西尾六朗
2024-05-23 22:45:33
2593文字
Public Beyond The 10 Stars
 

たとえばの話

【The road to 10 stars】の後、カルデアのイドぐだ♀の日常。
https://www.pixiv.net/novel/show.php?id=21960393
↑これのpixiv再録時の書下ろし。イドの話とファリア神父の話。

「なんでお父さんだったの?」
 と、問われた時、巌窟王の手はミルのハンドルを握ったまま停止した。
 マイルームにて、キーボードに向かって二時間ほど立ち上がらないマスターの疲労を考え、やや甘めの珈琲など用意しようとしていた時のことである。
 彼女の視線は入力画面から離れない。横顔は真面目なまま、自らが打ち込んだ文字列を静かな目で見つめていた。
「あ、ごめん。いきなりすぎた。今レポート書いてるんだけども。疑似東京の」
「ああ――
 巌窟王は視線を逸らす。
 人類最後のマスターの仕事とはいえ、酷なものだ。
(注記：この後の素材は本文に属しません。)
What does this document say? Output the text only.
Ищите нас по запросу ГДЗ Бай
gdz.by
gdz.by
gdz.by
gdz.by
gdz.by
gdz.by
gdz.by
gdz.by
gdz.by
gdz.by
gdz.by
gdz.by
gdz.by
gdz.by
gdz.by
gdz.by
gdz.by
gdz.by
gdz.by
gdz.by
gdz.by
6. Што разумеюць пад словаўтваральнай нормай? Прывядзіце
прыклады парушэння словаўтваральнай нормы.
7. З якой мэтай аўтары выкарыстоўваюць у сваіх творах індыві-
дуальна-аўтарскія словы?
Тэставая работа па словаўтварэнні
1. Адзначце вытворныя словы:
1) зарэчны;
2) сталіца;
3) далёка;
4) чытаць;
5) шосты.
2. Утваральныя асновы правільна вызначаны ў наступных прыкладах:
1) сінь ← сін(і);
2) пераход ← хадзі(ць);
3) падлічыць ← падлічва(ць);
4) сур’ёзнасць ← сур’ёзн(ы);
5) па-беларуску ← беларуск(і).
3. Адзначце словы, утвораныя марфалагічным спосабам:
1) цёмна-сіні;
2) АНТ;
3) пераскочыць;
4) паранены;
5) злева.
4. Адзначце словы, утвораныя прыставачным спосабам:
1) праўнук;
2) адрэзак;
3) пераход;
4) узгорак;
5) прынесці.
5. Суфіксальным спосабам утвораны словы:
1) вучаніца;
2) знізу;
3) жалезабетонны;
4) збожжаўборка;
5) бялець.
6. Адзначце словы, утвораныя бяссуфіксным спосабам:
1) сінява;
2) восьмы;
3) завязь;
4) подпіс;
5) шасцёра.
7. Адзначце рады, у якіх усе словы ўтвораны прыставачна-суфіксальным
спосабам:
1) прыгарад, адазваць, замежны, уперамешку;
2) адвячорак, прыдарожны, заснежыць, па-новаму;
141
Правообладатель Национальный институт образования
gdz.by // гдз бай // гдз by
あの経験すら自らが客観視し、また主観をも添えた上で提出しなければならない。マスターの中でだけ繰り広げられた事象はモニタリング出来ないのだから仕方がない。カルデアには包み隠さず報告する義務がある。
 しかし、事の発端である巌窟王が同席しているこの時では、あまりにも――
「責めるつもりはないからね?」
 先を、越された。
 動きを止めた巌窟王に、マスターは振り返った。眉間にしわを寄せ、苦笑いを浮かべて。
「あのことは一切キミに言及しない。やった理由も、覚悟も分かってるから。だからって許せるかって言われたら難しいよね。だから、言わない。キミもそこは話さないで」
……分かった。従おう」
 頷いて、巌窟王は、ミルを回転させる作業を再開した。
 どの道語るつもりもない。他でもない巌窟王その人が、疑似的とはいえマスターの母と妹と大切な後輩を殺した本人だ。何を言っても殺人者の弁明に過ぎない。罪を犯した者の言い分ほど、不愉快なものはないと復讐者は知っている。
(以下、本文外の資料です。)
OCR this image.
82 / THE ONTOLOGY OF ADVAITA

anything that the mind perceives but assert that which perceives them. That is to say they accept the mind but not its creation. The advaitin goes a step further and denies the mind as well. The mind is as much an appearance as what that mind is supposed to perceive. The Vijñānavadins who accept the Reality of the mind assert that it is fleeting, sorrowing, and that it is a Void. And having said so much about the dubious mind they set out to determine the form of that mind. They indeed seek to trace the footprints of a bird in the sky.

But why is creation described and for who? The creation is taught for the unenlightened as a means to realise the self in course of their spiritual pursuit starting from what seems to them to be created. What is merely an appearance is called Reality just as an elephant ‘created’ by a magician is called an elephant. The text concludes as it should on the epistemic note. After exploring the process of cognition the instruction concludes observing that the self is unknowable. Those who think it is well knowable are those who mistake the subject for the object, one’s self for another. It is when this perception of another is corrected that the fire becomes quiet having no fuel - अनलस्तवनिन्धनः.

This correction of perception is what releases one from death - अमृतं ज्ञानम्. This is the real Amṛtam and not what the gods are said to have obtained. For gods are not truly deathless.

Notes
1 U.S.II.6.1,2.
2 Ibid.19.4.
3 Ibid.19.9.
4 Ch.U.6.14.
 だが、マスターは過去を問わず、前を向いて進むことを決めた。
 だからこそ眩き星と呼ぶに足る。そう感じ入ると、自然と眉間も緩んだ。豆を挽き過ぎたと気が付いた時には、マスターは完全に椅子を逆回転させ、巌窟王の手元を覗き込んでいた。
「お、いい匂い。……んで、レポート書いてて。なんでキミは父親の立場を選んだのかなってね。
 ひょっとしてわたしのこと、子どもみたいに思ってた部分があった?」
「馬鹿な。子に執着し欲情する父など世界で最も唾棄すべき存在だ」
「だよねえ。だからさ、なんで?」
「導く者であるが故に」
 電子ケトルの口から細い煙が上り出す。
 中細挽きになってしまった豆をネルドリップからペーパードリップに切り替え、ぽつり、湯を垂らして巌窟王は答えた。
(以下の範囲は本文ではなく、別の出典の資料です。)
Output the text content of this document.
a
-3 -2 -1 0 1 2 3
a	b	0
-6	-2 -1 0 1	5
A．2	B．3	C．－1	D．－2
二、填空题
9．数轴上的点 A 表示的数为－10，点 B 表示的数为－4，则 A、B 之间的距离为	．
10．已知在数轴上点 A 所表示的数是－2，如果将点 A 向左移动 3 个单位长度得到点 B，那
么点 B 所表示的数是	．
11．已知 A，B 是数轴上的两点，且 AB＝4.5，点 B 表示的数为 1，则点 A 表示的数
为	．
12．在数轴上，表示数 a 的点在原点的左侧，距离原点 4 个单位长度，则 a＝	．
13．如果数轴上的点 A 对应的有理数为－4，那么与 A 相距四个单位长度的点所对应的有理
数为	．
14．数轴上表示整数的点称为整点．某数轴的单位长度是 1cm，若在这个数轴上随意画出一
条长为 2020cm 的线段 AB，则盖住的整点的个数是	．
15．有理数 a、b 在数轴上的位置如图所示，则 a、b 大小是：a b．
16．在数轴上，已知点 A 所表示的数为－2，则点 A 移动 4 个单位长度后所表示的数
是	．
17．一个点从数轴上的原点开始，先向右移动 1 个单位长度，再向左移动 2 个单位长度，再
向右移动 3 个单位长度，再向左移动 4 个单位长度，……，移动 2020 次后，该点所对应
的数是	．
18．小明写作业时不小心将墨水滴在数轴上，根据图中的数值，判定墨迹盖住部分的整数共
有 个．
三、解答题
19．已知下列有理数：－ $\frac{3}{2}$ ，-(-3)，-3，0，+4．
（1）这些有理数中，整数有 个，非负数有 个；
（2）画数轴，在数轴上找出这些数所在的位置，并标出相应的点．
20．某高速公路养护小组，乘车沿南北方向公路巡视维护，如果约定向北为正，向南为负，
「『オレ』はかつて監獄塔で、かのファリア神父と同じく死をもっておまえを脱獄に至らせた。で、あれば。疑似東京でもまた同様だろうさ。あの方は私にとって第二の父なれば」
「つまりファリア神父さんに倣ってお父さんポジにした?」
「それだけでもないが、それでいい」
「なるほどね。わたし的には、キミはお父さんに挨拶しに来る立場なんだけど」
 娘さんを下さい! 的な。
 そう、マスターは歯を見せて笑って見せた。場を暗くしないための笑顔であることは一目瞭然だったが、本音であることも窺える表情だった。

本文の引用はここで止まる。